Hardware and software dependencies: Requires modern NVIDIA GPUs (Ampere or newer) and specific CUDA/PyTorch versions.
Model coverage: Currently supports HunyuanVideo, Wan 2.1, and Cosmos. Support for other DiT-based video models is planned but not guaranteed.
FP8 attention: Not yet implemented (listed as a future feature).
Maximum benefit on high-end GPUs: Acceleration is most pronounced on A100/H100-class hardware where memory bandwidth and compute are abundant.

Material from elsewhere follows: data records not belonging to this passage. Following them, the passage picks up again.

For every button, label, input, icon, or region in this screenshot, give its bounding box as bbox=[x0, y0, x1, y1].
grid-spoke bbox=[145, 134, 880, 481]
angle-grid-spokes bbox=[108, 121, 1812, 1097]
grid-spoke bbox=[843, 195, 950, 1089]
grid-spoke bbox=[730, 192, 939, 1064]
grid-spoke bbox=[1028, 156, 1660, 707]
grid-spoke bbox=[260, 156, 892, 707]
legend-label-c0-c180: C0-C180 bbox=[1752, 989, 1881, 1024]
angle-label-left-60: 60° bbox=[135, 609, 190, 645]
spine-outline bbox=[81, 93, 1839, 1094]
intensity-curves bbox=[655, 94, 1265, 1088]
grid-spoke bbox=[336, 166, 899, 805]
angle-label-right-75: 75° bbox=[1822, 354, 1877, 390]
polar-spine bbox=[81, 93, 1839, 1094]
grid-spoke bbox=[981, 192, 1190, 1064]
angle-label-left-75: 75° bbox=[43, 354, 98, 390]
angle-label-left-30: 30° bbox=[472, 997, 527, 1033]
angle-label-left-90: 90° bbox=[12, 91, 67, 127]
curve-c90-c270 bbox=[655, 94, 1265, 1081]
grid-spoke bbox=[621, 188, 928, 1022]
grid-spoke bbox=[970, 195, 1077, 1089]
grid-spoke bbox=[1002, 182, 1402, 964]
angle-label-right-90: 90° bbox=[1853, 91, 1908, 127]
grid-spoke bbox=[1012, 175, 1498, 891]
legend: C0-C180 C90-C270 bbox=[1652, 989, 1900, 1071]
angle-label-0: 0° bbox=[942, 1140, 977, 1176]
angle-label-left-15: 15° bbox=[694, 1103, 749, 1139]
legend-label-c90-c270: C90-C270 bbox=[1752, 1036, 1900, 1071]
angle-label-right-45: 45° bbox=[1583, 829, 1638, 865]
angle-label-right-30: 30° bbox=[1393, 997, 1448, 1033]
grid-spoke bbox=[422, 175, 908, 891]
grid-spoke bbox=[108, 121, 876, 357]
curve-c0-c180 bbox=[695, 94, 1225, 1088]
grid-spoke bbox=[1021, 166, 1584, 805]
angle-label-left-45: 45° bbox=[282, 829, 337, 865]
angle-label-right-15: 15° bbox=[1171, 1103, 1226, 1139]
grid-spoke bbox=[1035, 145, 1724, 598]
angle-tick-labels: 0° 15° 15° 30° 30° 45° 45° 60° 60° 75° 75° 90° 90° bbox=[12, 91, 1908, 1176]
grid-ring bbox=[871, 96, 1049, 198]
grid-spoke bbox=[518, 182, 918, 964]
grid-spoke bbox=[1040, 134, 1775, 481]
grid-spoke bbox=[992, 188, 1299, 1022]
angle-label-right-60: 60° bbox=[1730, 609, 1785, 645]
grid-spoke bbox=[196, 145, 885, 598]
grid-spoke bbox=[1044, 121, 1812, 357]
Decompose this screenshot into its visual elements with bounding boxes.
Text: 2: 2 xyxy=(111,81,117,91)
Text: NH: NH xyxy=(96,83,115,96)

That said, for supported models and environments, SVG2 delivers measurable, production-ready speedups with zero quality degradation.

Summary

Sparse VideoGen2 redefines what’s possible in efficient video generation. By uncovering and exploiting the hidden sparsity in diffusion transformers—through semantic-aware token grouping, dynamic kernels, and system-level optimizations—it achieves >2× faster inference without altering models or sacrificing fidelity. For teams building with HunyuanVideo, Wan 2.1, or Cosmos, SVG2 isn’t just an optimization—it’s a force multiplier that turns impractical generation times into viable workflows.

Best of all: it’s open-source, training-free, and ready to drop into your pipeline today. If you’re serious about scaling video AI, SVG2 deserves a spot in your toolkit.